August 14, 2006
SHARP PRICE REACTION FOLLOWING THE CROP PRODUCTION REPORT
The USDA’s August Crop Production report, released on August 11, showed larger corn production prospects and smaller soybean production prospects than generally expected. Prices declined sharply following the report as speculators apparently liquidated long positions.
The USDA’s first forecast of the year placed the corn crop at 10.976 billion bushels, reflecting a national average yield of 152.2 bushels. The forecast was 136 million bushels smaller than the 2005 crop, but about 150 million larger than the average pre-report guess. The yield forecast is 4.3 bushels larger than the 2005 average and 8.2 bushels below the record yield of 2004. Large year-over-year yield increases are expected in Illinois, Indiana, Kentucky, Missouri, and Ohio. The Iowa yield is expected to equal that of last year and lower yields are expected in Kansas, Minnesota, North Dakota, and South Dakota. State yield prospects generally reflect the weekly report of crop conditions.
The World Outlook Board did not change projections of corn use for the current marketing year, although it appears that exports will exceed the projection of 2.1 billion bushels. For the 2006-07 marketing year, the projection of domestic feed and residual use of corn was increased by 75 million bushels and the projection of food and industrial use was increased by 5 million bushels.

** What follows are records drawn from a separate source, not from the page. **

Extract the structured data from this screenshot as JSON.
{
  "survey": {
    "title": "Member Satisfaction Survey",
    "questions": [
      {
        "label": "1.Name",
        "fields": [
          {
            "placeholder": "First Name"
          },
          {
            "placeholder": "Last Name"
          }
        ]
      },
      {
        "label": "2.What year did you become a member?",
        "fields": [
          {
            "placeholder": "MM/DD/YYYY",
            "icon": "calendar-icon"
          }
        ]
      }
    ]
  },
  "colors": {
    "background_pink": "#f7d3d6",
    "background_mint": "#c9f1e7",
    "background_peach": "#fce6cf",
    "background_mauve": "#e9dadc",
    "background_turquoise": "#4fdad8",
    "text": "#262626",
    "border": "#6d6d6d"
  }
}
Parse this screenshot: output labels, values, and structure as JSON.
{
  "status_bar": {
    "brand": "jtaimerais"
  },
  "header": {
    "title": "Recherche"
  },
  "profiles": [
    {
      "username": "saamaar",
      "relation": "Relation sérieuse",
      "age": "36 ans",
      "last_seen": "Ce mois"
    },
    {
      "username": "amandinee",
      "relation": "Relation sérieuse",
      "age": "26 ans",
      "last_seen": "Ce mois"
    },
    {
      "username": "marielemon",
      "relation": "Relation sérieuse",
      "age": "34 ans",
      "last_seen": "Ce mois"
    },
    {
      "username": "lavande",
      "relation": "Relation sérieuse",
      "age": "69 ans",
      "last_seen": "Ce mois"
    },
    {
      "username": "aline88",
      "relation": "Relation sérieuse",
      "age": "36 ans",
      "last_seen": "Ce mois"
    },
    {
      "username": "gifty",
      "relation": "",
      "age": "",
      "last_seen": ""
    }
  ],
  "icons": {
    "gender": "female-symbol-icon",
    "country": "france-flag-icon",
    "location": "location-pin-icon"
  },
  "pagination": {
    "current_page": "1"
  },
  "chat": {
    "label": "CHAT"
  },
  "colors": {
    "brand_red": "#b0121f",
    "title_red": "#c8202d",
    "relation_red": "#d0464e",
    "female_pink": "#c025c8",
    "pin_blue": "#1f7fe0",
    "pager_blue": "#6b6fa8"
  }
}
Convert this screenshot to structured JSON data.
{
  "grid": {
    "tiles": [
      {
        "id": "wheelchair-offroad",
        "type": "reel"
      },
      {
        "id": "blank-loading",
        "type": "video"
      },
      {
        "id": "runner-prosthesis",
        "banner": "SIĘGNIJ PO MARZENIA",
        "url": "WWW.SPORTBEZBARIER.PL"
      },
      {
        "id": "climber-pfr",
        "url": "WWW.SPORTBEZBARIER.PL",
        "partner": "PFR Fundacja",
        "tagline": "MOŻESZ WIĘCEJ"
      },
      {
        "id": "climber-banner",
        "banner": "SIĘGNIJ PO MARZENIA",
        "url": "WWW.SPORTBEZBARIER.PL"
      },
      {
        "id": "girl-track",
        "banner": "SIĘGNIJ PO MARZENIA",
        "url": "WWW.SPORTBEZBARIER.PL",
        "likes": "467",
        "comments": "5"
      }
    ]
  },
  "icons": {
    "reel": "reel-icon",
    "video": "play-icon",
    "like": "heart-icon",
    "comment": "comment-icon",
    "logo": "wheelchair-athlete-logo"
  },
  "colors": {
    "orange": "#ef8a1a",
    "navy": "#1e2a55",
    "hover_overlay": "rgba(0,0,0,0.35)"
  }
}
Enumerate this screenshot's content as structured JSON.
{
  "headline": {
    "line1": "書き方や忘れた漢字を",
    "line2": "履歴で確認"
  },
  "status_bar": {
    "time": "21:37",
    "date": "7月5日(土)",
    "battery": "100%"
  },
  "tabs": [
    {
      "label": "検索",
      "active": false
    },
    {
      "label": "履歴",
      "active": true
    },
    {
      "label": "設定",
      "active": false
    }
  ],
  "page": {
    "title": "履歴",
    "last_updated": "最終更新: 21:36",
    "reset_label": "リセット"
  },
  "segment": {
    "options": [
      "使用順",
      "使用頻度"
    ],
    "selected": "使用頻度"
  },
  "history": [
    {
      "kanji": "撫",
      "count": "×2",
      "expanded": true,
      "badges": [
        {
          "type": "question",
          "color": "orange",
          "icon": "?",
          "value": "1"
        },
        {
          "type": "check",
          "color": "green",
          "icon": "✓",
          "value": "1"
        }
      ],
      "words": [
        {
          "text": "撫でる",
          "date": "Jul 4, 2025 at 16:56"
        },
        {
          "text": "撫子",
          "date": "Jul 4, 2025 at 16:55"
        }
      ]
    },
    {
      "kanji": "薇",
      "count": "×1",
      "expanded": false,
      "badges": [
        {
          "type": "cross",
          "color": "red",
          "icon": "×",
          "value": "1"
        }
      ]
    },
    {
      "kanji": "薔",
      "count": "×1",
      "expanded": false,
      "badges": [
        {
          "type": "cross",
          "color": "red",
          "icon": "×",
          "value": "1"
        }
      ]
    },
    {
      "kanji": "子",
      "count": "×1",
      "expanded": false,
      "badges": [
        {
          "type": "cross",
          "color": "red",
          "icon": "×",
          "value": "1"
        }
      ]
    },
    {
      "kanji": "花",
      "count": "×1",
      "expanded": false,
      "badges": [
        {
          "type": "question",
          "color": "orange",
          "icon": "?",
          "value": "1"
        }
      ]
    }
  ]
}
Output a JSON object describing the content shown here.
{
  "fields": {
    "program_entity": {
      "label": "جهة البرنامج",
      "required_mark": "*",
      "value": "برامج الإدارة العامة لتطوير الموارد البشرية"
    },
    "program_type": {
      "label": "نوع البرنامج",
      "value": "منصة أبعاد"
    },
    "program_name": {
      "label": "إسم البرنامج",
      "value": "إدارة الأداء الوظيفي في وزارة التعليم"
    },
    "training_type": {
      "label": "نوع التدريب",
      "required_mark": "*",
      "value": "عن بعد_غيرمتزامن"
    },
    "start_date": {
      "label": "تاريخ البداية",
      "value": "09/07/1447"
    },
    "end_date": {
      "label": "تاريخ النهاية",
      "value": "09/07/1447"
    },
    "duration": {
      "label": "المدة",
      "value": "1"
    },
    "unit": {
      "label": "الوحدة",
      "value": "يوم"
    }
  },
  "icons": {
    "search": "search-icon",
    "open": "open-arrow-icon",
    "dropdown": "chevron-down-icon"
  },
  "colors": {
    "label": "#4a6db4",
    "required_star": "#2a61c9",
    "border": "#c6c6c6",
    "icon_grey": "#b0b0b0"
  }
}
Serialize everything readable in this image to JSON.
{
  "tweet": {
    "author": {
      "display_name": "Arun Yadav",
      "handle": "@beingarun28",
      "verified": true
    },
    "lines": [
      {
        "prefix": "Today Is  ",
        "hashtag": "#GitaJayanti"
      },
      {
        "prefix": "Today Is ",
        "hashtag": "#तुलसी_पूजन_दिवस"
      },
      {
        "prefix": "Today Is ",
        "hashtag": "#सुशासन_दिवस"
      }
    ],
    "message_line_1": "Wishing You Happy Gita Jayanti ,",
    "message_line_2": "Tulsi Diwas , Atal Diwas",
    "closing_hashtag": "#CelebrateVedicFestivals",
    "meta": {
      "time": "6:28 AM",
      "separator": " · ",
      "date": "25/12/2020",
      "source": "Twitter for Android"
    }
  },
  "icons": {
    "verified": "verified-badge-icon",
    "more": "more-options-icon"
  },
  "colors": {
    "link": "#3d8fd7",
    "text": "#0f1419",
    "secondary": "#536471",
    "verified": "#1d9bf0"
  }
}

The consumption of U.S. corn for all purposes during the 2006-07 marketing year is projected at a record 11.815 billion bushels, 640 million above the projection for the current year, leaving year end stocks at 1.232 billion bushels. The projected year ending stocks-to-use ratio of 10.4 percent points to a 2006-07 marketing year average price of $2.35, equal to the midpoint of the USDA’s projected range of $2.15 to $2.55. Corn prices dropped sharply following the report, with December 2006 futures trading to a low of $2.3725 in the overnight market on August 13, fractionally above the contract low established in November 2005. Spot and harvest bids declined to near the Commodity Credit Corporation loan rate in many markets.
The forecast of the 2006 soybean crop came in at 2.928 billion bushels, 159 million smaller than the 2005 crop and about 90 million less than the average pre-report guess. The U.S. average yield forecast of 39.6 bushels is 1.1 bushels below the USDA’s calculated trend value and 3.7 bushels below the record yield of 2005. Large year-over-year yield declines are expected in the western corn belt, in the plains states, and in some southern states. The average yield in Illinois is forecast to be 2 bushels below the 2005 average while the projections for both Indiana and Ohio equal the 2005 averages.
For the current marketing year, the World Outlook Board increased the projection of soybean exports by 25 million bushels and the projection of the domestic crush by 5 million bushels. Still, year ending stocks are expected to be in surplus at 515 million bushels, or 18.2 percent of consumption. Projections of use for the 2006-07 marketing year were essentially unchanged, totaling 2.996 billion bushels. Stocks of U.S. soybeans on September 1, 2007 are projected at 450 million bushels. The year ending stocks-to-use ratio of 15 percent suggests a 2006-07 marketing year average farm price near $5.65. That is within the USDA’s projected range of $5.00 to $6.00.
While the soybean production forecast was smaller than expected, prices declined following the report. Spot cash prices dropped to the lowest level of the marketing year in some areas and November 2006 futures traded within $.20 of the contract low established in February 2005. Large old crop supplies and prospects for the surplus to continue for another year likely deflated speculative interest in soybeans.
For wheat, the forecast production of all classes of wheat, at 1.801 billion bushels, was only 5 million less than the July forecast. Projections of use during the current marketing year were unchanged, but the projection of the 2006-07 marketing year average farm price was increased by $.20, in a range of $3.90 to $4.50. The higher price expectation likely reflects the outlook for a much tighter world wheat supply situation. Production forecasts were lowered for Argentina, Canada, and the European Union while forecasts were increased for Russia and the Ukraine. World wheat production is expected to be 3.3 percent smaller than last year’s crop, resulting in a decline in both consumption and year-ending stocks. Even so, wheat prices declined following the new projections.
Opinion seemed to be divided on where subsequent corn and soybean production forecasts will fall relative to the August forecast. For corn the prevailing attitude seemed to reflect the adage that “big crops get bigger”. For soybeans, the private sector’s expectations of crop size in August has tended to be closer to the final USDA estimate than has the August USDA forecast. If that tendency continues, a larger forecast might be expected in subsequent reports.